Welcome to Kazamatsuri, a city in Japan that has devoted itself to trying to promote a greener Earth. The city is surrounded in forests, is home to companies devoted to afforestation, and holds a massive annual festival devoted to nature.
It is in this city that our story begins with protagonist Kotarou Tennouji awakening from a strange nightmare. In his nightmare, he is running through a ruined version of Kazamatsuri and when he enters the forest on its borders, he encounters a strange girl with ribbons, who promptly kills him. After he awakens, he starts seeing this girl for brief moments, and one day he wakes up with bitemarks on his arm. In his pursuit of some explanation, he’s drawn to the Occult Research Club at school.
The Occult Research Club is the center of Rewrite’s story. Fortunately, it provides a grounding influence that is important as the show seems extremely confused as to what it wants to be. It switches gears suddenly and dramatically, with very little explanation. This often left me feeling kind of unsure what I was watching, especially at the end where it just goes full crazy. The season’s ending is so absurd that we were prompted to do some research into the show’s background to make sense of it.
That’s not to say it was all bad. During the first 9 episodes or so, even though the show’s had some rather sharp turns, I found myself truly enjoying the ride. The characters were very interesting, the overall plot was clever and had me guessing where it was going. Even when the twists happened, things were still interesting… and the show’s events did a great job of drawing emotions out. There were a few parts in the middle where I was on the verge of tears. It was just at the ending that everything went downhill. What should have been an emotional rollercoaster ended up feeling really hollow due to a variety of pacing and plot clarity issues.
Rewrite pretty strongly resembles a slice of life show with an interesting and somewhat mysterious premise at the start, as there is very little action. However, after the first major tone shift, we end up with some pretty fun action sequences. As things start to pick up, this becomes more and more the norm. The art really helps to sell the show’s faster side, with relatively interesting creatures ranging from standard fantasy staples to some crazy designs like a tiny, puffy mammoth that can change colours.
The art is very stylized and incredibly pretty. I loved the scenery in and around Kazamatsuri. In fact, even the strange wrecked city that our protagonist finds himself running through during the nightmare at the beginning creates a gorgeous backdrop.

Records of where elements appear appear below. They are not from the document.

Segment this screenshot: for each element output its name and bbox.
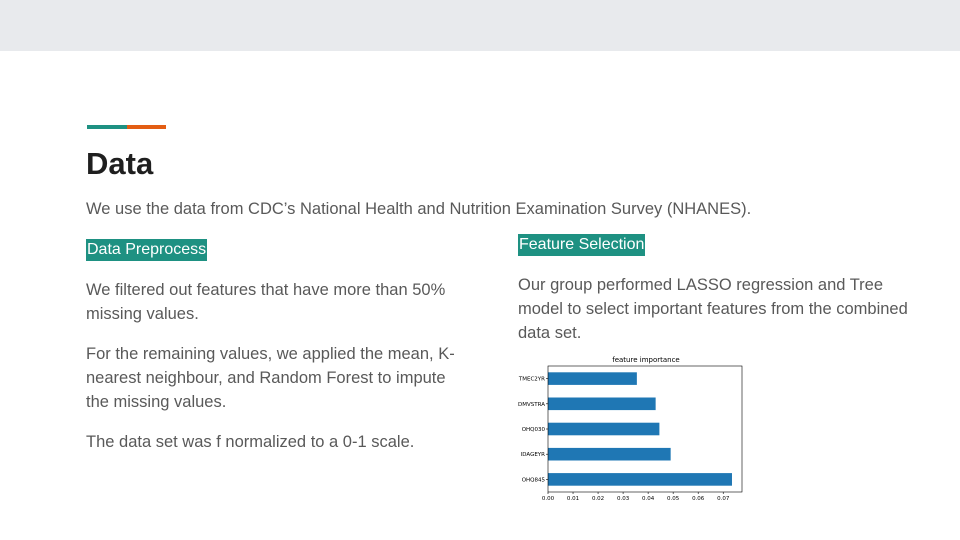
preprocess-paragraph-1: We filtered out features that have more … — [86, 281, 446, 323]
plot-frame — [547, 365, 743, 493]
y-tick-label: TMEC2YR — [518, 377, 545, 383]
data-preprocess-heading: Data Preprocess — [86, 239, 208, 261]
feature-selection-heading: Feature Selection — [518, 234, 646, 256]
chart-title: feature importance — [612, 356, 680, 364]
bar-tmec2yr — [548, 372, 637, 385]
feature-importance-chart: feature importance OHQ845 IDAGEYR OHQ030 DM… — [498, 354, 748, 502]
x-tick-label: 0.04 — [642, 496, 655, 502]
accent-line-teal — [87, 125, 127, 129]
y-tick-label: OHQ030 — [522, 427, 546, 433]
y-tick-label: DMVSTRA — [518, 402, 545, 408]
x-tick-label: 0.07 — [717, 496, 730, 502]
x-tick-label: 0.06 — [692, 496, 705, 502]
feature-selection-paragraph: Our group performed LASSO regression and… — [518, 276, 908, 342]
preprocess-paragraph-3: The data set was f normalized to a 0-1 s… — [86, 433, 415, 451]
x-tick-label: 0.03 — [617, 496, 630, 502]
y-tick-label: IDAGEYR — [521, 452, 546, 458]
x-tick-label: 0.00 — [542, 496, 555, 502]
top-bar — [0, 0, 960, 51]
slide-subtitle: We use the data from CDC’s National Heal… — [86, 200, 752, 218]
x-tick-label: 0.02 — [592, 496, 604, 502]
bar-ohq030 — [548, 422, 660, 436]
bar-dmvstra — [548, 397, 656, 411]
preprocess-paragraph-2: For the remaining values, we applied the… — [86, 345, 455, 411]
x-tick-label: 0.05 — [667, 496, 680, 502]
accent-line-orange — [127, 125, 166, 129]
bar-idageyr — [548, 447, 671, 461]
slide-title: Data — [86, 146, 154, 181]
x-tick-label: 0.01 — [567, 496, 579, 502]
y-tick-label: OHQ845 — [522, 477, 546, 483]
bar-ohq845 — [548, 473, 732, 486]
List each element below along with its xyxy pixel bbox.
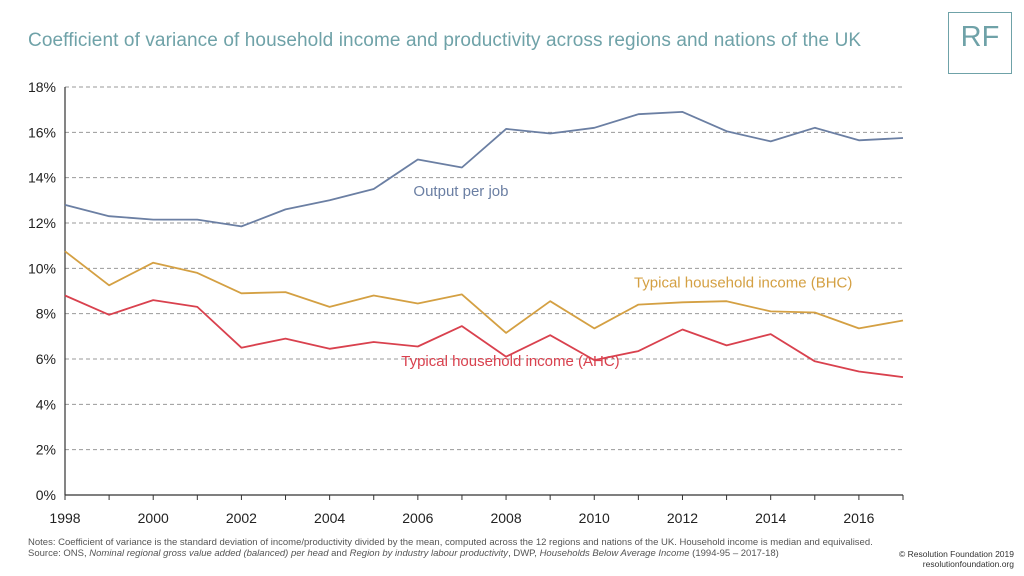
y-tick-label: 16% [28, 124, 56, 140]
x-tick-label: 2000 [138, 510, 169, 526]
rf-logo: RF [948, 12, 1012, 74]
y-axis: 0% 2% 4% 6% 8% 10% 12% 14% 16% 18% [28, 79, 66, 503]
credit-copyright: © Resolution Foundation 2019 [899, 549, 1014, 559]
notes-text-1: Notes: Coefficient of variance is the st… [28, 537, 873, 559]
x-tick-label: 2002 [226, 510, 257, 526]
y-tick-label: 8% [36, 306, 56, 322]
gridlines [65, 86, 903, 451]
y-tick-label: 4% [36, 396, 56, 412]
y-tick-label: 10% [28, 260, 56, 276]
series-line-1 [64, 111, 904, 228]
series-line-2 [64, 250, 904, 334]
y-tick-label: 0% [36, 487, 56, 503]
x-tick-label: 2004 [314, 510, 345, 526]
x-tick-label: 2014 [755, 510, 786, 526]
x-axis: 1998 2000 2002 2004 2006 2008 2010 2012 2014 2016 [49, 494, 904, 526]
x-tick-label: 1998 [49, 510, 80, 526]
y-tick-label: 6% [36, 351, 56, 367]
y-tick-label: 18% [28, 79, 56, 95]
y-tick-label: 14% [28, 170, 56, 186]
x-tick-label: 2008 [490, 510, 521, 526]
series-label-2: Typical household income (BHC) [634, 275, 852, 292]
series-label-3: Typical household income (AHC) [401, 353, 619, 370]
series-line-3 [64, 294, 904, 378]
notes-source-3: Households Below Average Income [539, 548, 690, 559]
series-labels: Output per job Typical household income (… [401, 183, 852, 370]
line-chart: 0% 2% 4% 6% 8% 10% 12% 14% 16% 18% 1998 2000 2002 20… [28, 79, 904, 526]
series-label-1: Output per job [413, 183, 508, 200]
notes-text-2: (1994-95 – 2017-18) [689, 548, 779, 559]
x-tick-label: 2012 [667, 510, 698, 526]
y-tick-label: 2% [36, 442, 56, 458]
chart-title: Coefficient of variance of household inc… [28, 30, 862, 51]
notes-sep: , DWP, [508, 548, 540, 559]
chart-notes: Notes: Coefficient of variance is the st… [28, 537, 888, 559]
notes-source-2: Region by industry labour productivity [349, 548, 509, 559]
credit: © Resolution Foundation 2019 resolutionf… [899, 549, 1014, 569]
notes-source-1: Nominal regional gross value added (bala… [89, 548, 329, 559]
x-tick-label: 2016 [843, 510, 874, 526]
x-tick-label: 2010 [579, 510, 610, 526]
x-tick-label: 2006 [402, 510, 433, 526]
y-tick-label: 12% [28, 215, 56, 231]
credit-url: resolutionfoundation.org [922, 559, 1014, 569]
series-lines [64, 111, 904, 378]
notes-and: and [328, 548, 350, 559]
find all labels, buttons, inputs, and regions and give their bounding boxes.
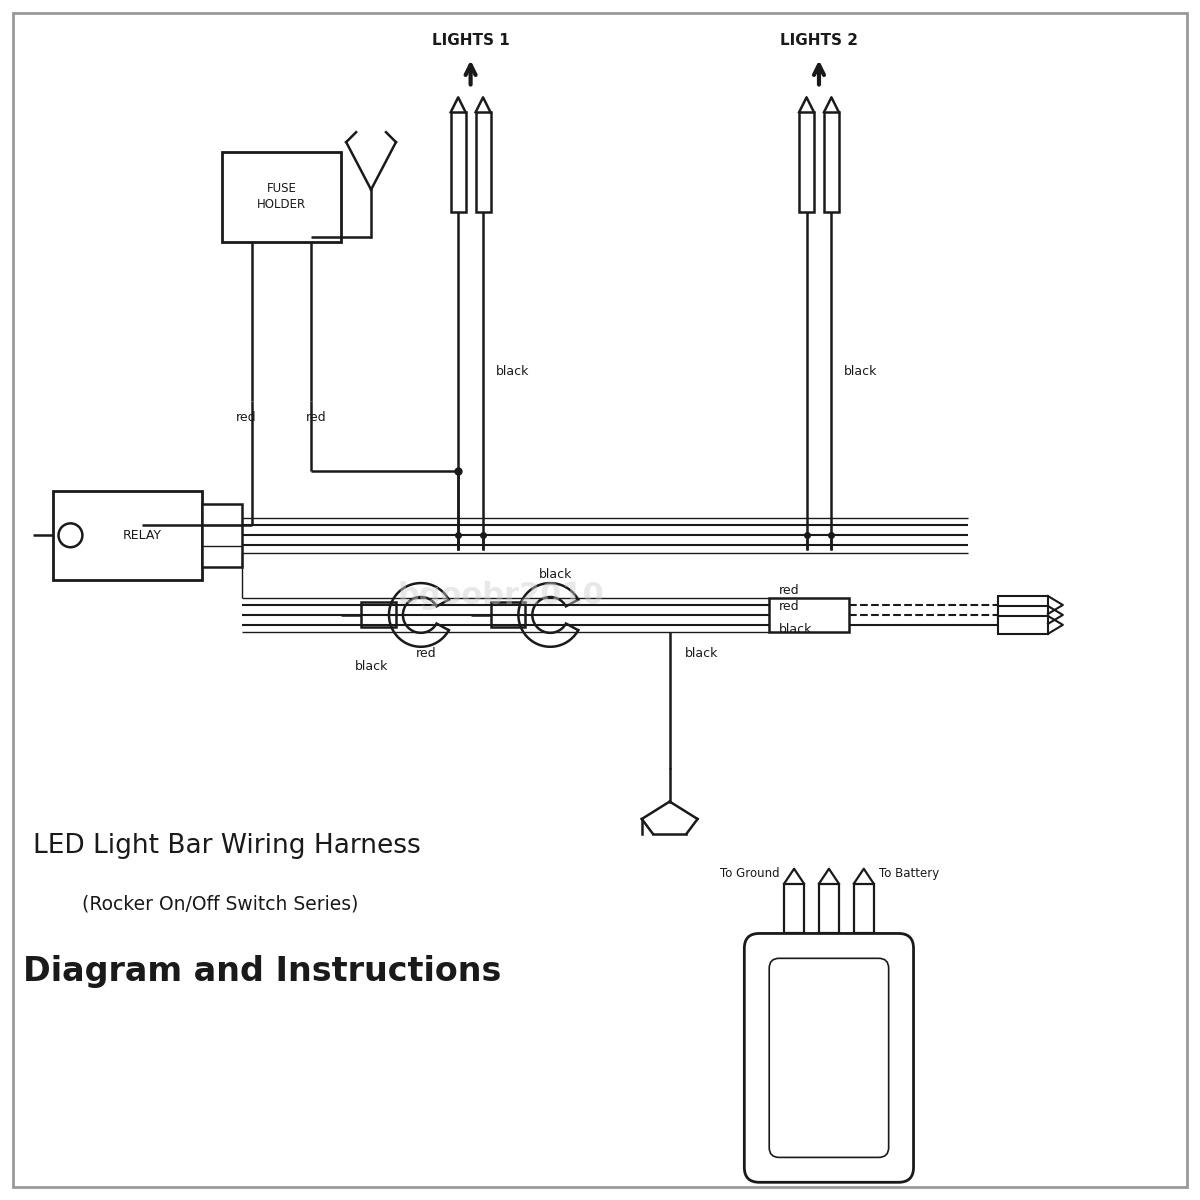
Bar (998, 606, 1048, 624)
FancyBboxPatch shape (744, 934, 913, 1182)
Bar (222, 152, 341, 241)
Text: red: red (779, 583, 799, 596)
Text: black: black (844, 365, 877, 378)
Text: To Ground: To Ground (720, 868, 779, 881)
Bar (361, 602, 396, 628)
Bar (769, 598, 848, 632)
Text: To Battery: To Battery (878, 868, 938, 881)
Text: black: black (685, 647, 718, 660)
Bar (784, 883, 804, 934)
Text: bgoobr2010: bgoobr2010 (397, 581, 604, 610)
Bar (998, 616, 1048, 634)
Bar (799, 113, 814, 212)
Bar (491, 602, 526, 628)
Text: LIGHTS 1: LIGHTS 1 (432, 32, 510, 48)
Text: FUSE
HOLDER: FUSE HOLDER (257, 182, 306, 211)
Bar (854, 883, 874, 934)
Text: LED Light Bar Wiring Harness: LED Light Bar Wiring Harness (32, 833, 420, 859)
Text: (Rocker On/Off Switch Series): (Rocker On/Off Switch Series) (83, 894, 359, 913)
Text: red: red (236, 410, 257, 424)
Text: black: black (779, 623, 812, 636)
FancyBboxPatch shape (769, 959, 889, 1158)
Text: LIGHTS 2: LIGHTS 2 (780, 32, 858, 48)
Bar (451, 113, 466, 212)
Text: red: red (779, 600, 799, 613)
Bar (202, 504, 241, 566)
Text: black: black (354, 660, 388, 673)
Bar (53, 491, 202, 580)
Bar (818, 883, 839, 934)
Text: red: red (306, 410, 326, 424)
Text: RELAY: RELAY (122, 529, 162, 542)
Bar (475, 113, 491, 212)
Text: Diagram and Instructions: Diagram and Instructions (23, 955, 502, 988)
Bar (824, 113, 839, 212)
Text: black: black (539, 568, 572, 581)
Text: black: black (496, 365, 529, 378)
Bar (998, 596, 1048, 614)
Text: red: red (416, 647, 437, 660)
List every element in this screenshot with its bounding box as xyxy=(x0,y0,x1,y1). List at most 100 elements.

And as pretty as the show’s visuals are, they’re far outshone by the music design. This show is a pleasure to listen to overall, and it’s first opening scene is one of the best opening sequences I’ve ever seen. It has a great song, the pacing matches the song well, and it does a great job of encapsulating certain parts of the show.
When a visual novel makes the jump into anime, sometimes things get lost in translation. Rewrite is a clear victim of this, as a lot of the show’s concepts are completely unintelligible without the context of the core story as found in the novel. While I did really enjoy the show, I would recommend waiting until the second season airs this winter as hopefully that will provide greater clarity into the concepts that it was unable to impart initially. If you don’t, I can’t be held responsible for the cries of ‘WTF is this?’ that you’ll direct at the season’s ending.